Iis auto menyipitkan mata. Heran sendiri. "Apa cuma gue, cewek di Jakarta ini yang nggak pernah ke Obgyn, dan nggak pernah kepikiran buat ke sana sebelum married?"
Tapi wajar, sih. Iis memang rada masa bodo orangnya.
Dan bagus malah, kalau ternyata teman-temannya lebih peduli terhadap kesehatan diri, terutama Rachel yang memang setahun lebih tua darinya—sudah masuk kepala tiga beberapa bulan lalu—dan sudah sewajarnya mulai concern ke arah sana demi mencegah sesuatu yang tidak diinginkan di masa depan.
"Apa ini berarti udah mulai ada pencerahan?" Iis bertanya lagi, merujuk pada hubungan Rachel dengan kekasihnya.
"Tentang?"
"Tanggal penting, maybe."
"Hahaha. No."
"Okay, gue nggak akan ikut-ikutan nanya 'nunggu apa lagi?' biarpun aslinya penasaran."
"Nunggu jalan tengah."
"Tengah-tengahnya CGK-JFK? Gimana kalau DXB?"
Mendengar guyonan yang sama sekali tidak seperti guyonan saking garingnya itu, Rachel mangap.

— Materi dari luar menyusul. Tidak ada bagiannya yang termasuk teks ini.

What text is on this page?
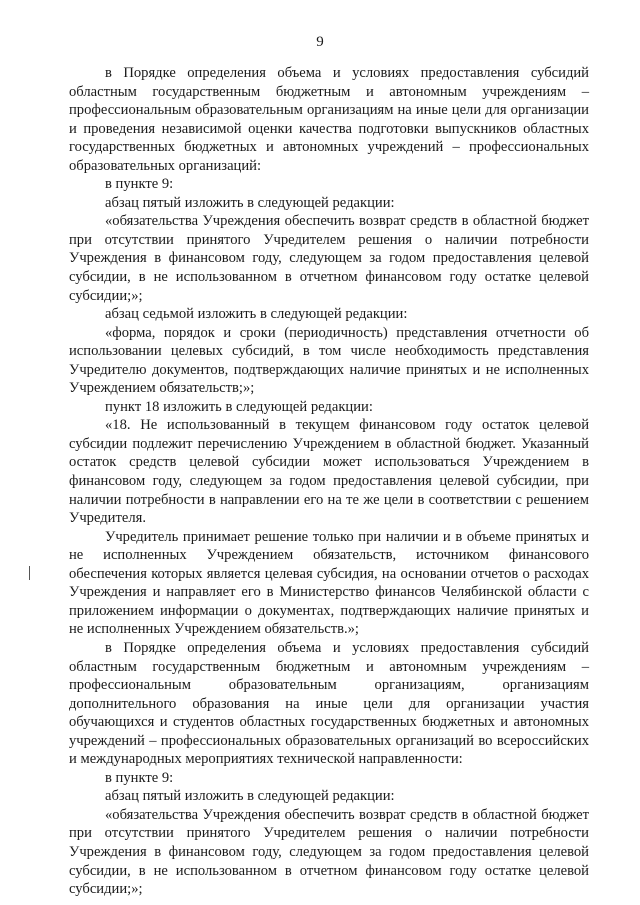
9

в Порядке определения объема и условиях предоставления субсидий областным государственным бюджетным и автономным учреждениям – профессиональным образовательным организациям на иные цели для организации и проведения независимой оценки качества подготовки выпускников областных государственных бюджетных и автономных учреждений – профессиональных образовательных организаций:

в пункте 9:

абзац пятый изложить в следующей редакции:

«обязательства Учреждения обеспечить возврат средств в областной бюджет при отсутствии принятого Учредителем решения о наличии потребности Учреждения в финансовом году, следующем за годом предоставления целевой субсидии, в не использованном в отчетном финансовом году остатке целевой субсидии;»;

абзац седьмой изложить в следующей редакции:

«форма, порядок и сроки (периодичность) представления отчетности об использовании целевых субсидий, в том числе необходимость представления Учредителю документов, подтверждающих наличие принятых и не исполненных Учреждением обязательств;»;

пункт 18 изложить в следующей редакции:

«18. Не использованный в текущем финансовом году остаток целевой субсидии подлежит перечислению Учреждением в областной бюджет. Указанный остаток средств целевой субсидии может использоваться Учреждением в финансовом году, следующем за годом предоставления целевой субсидии, при наличии потребности в направлении его на те же цели в соответствии с решением Учредителя.

Учредитель принимает решение только при наличии и в объеме принятых и не исполненных Учреждением обязательств, источником финансового обеспечения которых является целевая субсидия, на основании отчетов о расходах Учреждения и направляет его в Министерство финансов Челябинской области с приложением информации о документах, подтверждающих наличие принятых и не исполненных Учреждением обязательств.»;

в Порядке определения объема и условиях предоставления субсидий областным государственным бюджетным и автономным учреждениям – профессиональным образовательным организациям, организациям дополнительного образования на иные цели для организации участия обучающихся и студентов областных государственных бюджетных и автономных учреждений – профессиональных образовательных организаций во всероссийских и международных мероприятиях технической направленности:

в пункте 9:

абзац пятый изложить в следующей редакции:

«обязательства Учреждения обеспечить возврат средств в областной бюджет при отсутствии принятого Учредителем решения о наличии потребности Учреждения в финансовом году, следующем за годом предоставления целевой субсидии, в не использованном в отчетном финансовом году остатке целевой субсидии;»;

Speechless. Ilfil. "Oh, c'mon. Jangan ketularan jokes-nya si Agus."
"Okay, sorry." Dan sudah seharusnya Iis malu karena guyonan Agus memang nggak pernah lucu. Ditambah template muka yang tidak mendukung pula. "Gue tahu Bimo nggak mungkin balik ke Jakarta dalam waktu dekat, dan elo juga pasti susah mutusin ikut ke NYC berhubung anak bokap-nyokap lo tinggal elo doang di sini, dan LDM juga pastinya nggak gampang karena gue aja nih sekarang susah tidur kalau nggak ada yang meluk."
"Hahaha, taik." Hampir saja Rachel menabok muka temannya pakai piring. Asli, udah terkontaminasi Agus bangeeet. "Jijik banget gue bayangin elo pelukan sama Agus. Semoga nggak melibatkan iler dan ngorok, ya."
"Ngomong-ngomong soal ngorok, siapa bilang laki lo nggak ngorok?" Iis masih saja pasang muka tembok.
"Ngoroknya Bimo layak diampuni karena dia cakep."
Okay, okay, Iis ngaku kalah. Tampang Agus emang nggak bakal menang kalau harus dibanding-bandingin sama yang lain. Tapi, bodo amat. Kalau harus punya suami seganteng Bimo, yang ada Iis bakal pusing berurusan sama cewek-cewek centil. Mending juga Agus ke mana-mana, walau muka ngepres. Track record-nya bersih. Nggak ada mantan pacar. Nggak ada mantan gebetan. Iis the one and only.
"Yuk ah, jadi ke Obgyn dulu nggak, nih?" Rachel hampir saja bangkit berdiri.
Tapi tentu saja, Ibu Iis punya alasan untuk membuat mereka berdua duduk di situ sedikit lebih lama. "Cari tau dulu, mana yang nggak ngantre."